Pliny the Elder spoke of a Jewish stream of magic. What is the relationship between this stream and Gnosticism? Why does Judaising magic in magical papyri and gems have scarcely any links with Christianity? In this book, Attilio Mastrocinque examines the intriguing connection between magic and Gnosticism. Both Christian Gnostics and other heirs to Hellenistic Jewish Gnosis were committed to the study of astrology and what were known as magic arts and doctrines. Heretical Jews in Egypt envisaged the creator god as a snake producing the Nile flood and destroying the giants; in the 2nd and 1st centuries BC the Jews of the Leontopolite temple believed in the manifestation of God as a divine lion-headed man, a young god, a Son of God, whose name was Jaldabaoth. In the 2nd cent. CE the Christians condemned these two heretical figures and developed new forms of Gnosis, which were described and condemned by orthodox Christian heresiologists.

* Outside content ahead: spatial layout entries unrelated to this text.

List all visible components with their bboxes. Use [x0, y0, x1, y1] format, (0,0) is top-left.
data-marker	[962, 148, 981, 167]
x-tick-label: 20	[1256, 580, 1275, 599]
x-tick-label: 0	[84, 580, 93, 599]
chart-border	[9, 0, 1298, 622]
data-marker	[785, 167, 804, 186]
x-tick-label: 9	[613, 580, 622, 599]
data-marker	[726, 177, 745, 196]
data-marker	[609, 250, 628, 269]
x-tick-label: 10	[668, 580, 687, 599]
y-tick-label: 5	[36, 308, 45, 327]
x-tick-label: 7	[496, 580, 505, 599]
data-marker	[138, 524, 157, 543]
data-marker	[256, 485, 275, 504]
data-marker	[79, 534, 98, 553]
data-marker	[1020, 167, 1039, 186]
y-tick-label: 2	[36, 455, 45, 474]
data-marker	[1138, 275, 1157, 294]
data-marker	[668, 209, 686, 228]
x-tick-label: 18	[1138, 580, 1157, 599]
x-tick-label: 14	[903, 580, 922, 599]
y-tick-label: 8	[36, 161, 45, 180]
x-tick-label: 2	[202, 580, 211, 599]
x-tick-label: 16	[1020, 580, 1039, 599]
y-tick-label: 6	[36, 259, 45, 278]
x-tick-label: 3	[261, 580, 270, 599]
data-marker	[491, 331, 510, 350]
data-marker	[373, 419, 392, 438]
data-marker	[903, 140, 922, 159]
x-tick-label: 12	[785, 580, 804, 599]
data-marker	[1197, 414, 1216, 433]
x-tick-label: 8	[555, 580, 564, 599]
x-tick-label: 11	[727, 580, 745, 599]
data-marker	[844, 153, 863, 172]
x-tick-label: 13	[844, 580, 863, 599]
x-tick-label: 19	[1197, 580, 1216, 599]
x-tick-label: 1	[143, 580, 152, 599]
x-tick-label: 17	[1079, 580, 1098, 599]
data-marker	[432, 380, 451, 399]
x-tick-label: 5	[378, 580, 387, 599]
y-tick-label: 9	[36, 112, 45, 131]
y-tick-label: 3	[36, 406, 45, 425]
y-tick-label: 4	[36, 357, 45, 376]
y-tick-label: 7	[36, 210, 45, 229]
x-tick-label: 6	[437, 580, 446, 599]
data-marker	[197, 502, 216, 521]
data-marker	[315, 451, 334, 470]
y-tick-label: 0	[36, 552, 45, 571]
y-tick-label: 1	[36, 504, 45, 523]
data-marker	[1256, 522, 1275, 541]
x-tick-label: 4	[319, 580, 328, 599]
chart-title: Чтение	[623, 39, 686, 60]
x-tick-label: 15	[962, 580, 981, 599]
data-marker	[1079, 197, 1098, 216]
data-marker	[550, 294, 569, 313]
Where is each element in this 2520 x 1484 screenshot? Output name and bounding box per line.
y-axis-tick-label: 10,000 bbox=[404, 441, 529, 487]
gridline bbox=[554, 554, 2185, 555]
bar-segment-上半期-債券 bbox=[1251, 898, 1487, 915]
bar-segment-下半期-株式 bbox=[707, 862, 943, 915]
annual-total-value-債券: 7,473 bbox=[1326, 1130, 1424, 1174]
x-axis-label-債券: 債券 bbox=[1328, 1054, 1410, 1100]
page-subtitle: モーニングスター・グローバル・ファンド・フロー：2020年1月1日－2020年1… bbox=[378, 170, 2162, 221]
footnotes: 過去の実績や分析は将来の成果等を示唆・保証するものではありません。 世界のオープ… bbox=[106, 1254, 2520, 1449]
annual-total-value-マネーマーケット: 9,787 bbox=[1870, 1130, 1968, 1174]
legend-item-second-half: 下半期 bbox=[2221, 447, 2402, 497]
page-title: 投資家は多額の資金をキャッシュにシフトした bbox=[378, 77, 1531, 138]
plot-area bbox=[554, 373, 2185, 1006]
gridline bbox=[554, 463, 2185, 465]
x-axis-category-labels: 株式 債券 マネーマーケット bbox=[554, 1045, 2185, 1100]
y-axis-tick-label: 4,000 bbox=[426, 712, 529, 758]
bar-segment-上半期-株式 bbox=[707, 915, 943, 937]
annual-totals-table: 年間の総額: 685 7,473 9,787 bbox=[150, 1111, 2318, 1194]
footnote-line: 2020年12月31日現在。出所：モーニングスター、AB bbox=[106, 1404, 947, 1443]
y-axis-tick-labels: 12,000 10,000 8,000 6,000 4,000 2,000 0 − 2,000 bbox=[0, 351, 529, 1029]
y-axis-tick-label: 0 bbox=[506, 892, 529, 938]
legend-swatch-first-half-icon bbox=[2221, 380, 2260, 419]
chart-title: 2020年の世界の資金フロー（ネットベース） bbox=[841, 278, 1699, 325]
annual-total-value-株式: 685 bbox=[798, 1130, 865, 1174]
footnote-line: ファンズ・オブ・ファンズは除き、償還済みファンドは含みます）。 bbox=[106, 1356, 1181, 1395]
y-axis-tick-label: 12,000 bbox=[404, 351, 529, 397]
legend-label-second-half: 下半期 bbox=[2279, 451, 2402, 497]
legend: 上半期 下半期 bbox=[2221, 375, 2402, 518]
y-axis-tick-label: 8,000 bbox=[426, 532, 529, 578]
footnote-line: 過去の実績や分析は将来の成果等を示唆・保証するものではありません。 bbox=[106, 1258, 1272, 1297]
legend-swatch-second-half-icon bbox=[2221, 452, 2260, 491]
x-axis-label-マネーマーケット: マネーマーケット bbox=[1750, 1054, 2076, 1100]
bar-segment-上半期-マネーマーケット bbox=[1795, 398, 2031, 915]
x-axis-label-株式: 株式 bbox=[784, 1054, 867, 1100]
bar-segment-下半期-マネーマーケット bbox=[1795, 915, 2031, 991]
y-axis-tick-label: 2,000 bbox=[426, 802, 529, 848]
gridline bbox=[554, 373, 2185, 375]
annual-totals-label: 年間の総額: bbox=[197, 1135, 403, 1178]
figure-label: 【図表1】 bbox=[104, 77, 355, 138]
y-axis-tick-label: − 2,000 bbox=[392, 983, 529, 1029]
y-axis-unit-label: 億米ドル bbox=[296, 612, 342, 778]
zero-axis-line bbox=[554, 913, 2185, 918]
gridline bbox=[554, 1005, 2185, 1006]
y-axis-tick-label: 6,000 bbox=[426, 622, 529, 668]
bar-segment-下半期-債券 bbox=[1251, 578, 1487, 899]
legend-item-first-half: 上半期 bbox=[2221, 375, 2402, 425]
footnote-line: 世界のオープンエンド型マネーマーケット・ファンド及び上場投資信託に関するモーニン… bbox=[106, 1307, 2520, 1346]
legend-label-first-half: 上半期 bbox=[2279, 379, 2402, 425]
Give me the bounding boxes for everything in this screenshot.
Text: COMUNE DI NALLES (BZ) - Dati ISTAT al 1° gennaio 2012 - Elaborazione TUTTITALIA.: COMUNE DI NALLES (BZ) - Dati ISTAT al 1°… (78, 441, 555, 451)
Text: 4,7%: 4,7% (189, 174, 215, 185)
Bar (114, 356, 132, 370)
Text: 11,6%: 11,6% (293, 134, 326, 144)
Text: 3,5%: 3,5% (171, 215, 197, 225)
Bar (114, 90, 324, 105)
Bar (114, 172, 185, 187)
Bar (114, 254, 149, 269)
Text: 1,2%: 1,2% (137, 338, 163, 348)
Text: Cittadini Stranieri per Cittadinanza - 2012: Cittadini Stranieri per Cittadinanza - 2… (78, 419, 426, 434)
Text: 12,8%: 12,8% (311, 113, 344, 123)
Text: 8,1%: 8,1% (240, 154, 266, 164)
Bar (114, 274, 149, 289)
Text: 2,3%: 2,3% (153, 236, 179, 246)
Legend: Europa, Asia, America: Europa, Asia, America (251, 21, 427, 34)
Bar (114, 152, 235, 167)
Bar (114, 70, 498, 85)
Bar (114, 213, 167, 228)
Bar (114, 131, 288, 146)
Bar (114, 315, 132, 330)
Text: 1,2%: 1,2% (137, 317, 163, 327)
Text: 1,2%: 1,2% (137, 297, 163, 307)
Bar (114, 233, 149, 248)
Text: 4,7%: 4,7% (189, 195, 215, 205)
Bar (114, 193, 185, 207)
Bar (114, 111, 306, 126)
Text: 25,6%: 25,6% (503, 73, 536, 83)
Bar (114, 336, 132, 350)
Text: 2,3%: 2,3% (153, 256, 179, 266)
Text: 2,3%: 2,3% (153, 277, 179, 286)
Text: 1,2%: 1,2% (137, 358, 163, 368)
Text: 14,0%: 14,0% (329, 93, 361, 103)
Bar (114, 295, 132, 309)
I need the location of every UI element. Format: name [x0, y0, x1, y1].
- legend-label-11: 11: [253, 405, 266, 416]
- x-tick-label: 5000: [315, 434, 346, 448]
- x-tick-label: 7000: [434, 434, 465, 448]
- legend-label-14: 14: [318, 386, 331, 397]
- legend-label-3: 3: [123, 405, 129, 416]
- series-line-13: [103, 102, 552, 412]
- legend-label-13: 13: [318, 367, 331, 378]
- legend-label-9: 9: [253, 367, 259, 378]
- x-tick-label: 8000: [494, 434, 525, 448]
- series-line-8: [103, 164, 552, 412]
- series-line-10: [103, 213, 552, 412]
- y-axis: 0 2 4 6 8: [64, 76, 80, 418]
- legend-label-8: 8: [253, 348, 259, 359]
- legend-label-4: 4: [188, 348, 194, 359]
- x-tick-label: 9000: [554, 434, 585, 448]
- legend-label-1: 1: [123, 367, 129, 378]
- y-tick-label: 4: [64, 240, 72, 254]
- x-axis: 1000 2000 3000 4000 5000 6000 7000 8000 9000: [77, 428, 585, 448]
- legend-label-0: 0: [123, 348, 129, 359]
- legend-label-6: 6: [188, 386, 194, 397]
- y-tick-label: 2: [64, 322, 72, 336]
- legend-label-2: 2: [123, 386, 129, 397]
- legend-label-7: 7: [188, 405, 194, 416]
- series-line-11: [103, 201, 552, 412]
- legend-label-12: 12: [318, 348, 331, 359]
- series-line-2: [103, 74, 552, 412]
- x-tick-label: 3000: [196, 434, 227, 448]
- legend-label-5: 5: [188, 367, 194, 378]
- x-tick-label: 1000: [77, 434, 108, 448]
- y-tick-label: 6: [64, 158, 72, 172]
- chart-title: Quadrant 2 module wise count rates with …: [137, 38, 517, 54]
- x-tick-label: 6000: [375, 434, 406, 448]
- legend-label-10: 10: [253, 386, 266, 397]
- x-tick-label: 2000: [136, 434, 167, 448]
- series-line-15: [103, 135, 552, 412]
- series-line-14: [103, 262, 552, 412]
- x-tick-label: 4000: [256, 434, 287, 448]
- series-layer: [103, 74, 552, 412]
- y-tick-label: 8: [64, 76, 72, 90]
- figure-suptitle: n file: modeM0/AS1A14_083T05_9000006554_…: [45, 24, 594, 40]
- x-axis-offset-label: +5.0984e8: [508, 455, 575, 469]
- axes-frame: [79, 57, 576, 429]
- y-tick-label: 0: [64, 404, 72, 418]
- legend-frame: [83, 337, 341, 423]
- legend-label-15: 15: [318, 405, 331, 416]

The old Jewish Gnosis evolved into private forms of religion, which amalgamated the Jewish god and several supreme pagan divinities and gave birth to the widespread Judaising magic of gems and papyri. The orthodox Christian Church came to identify the religion of the Gnostics with magic, and even now our concept of magic is strongly influenced by ancient Christian ideology concerning Gnosis.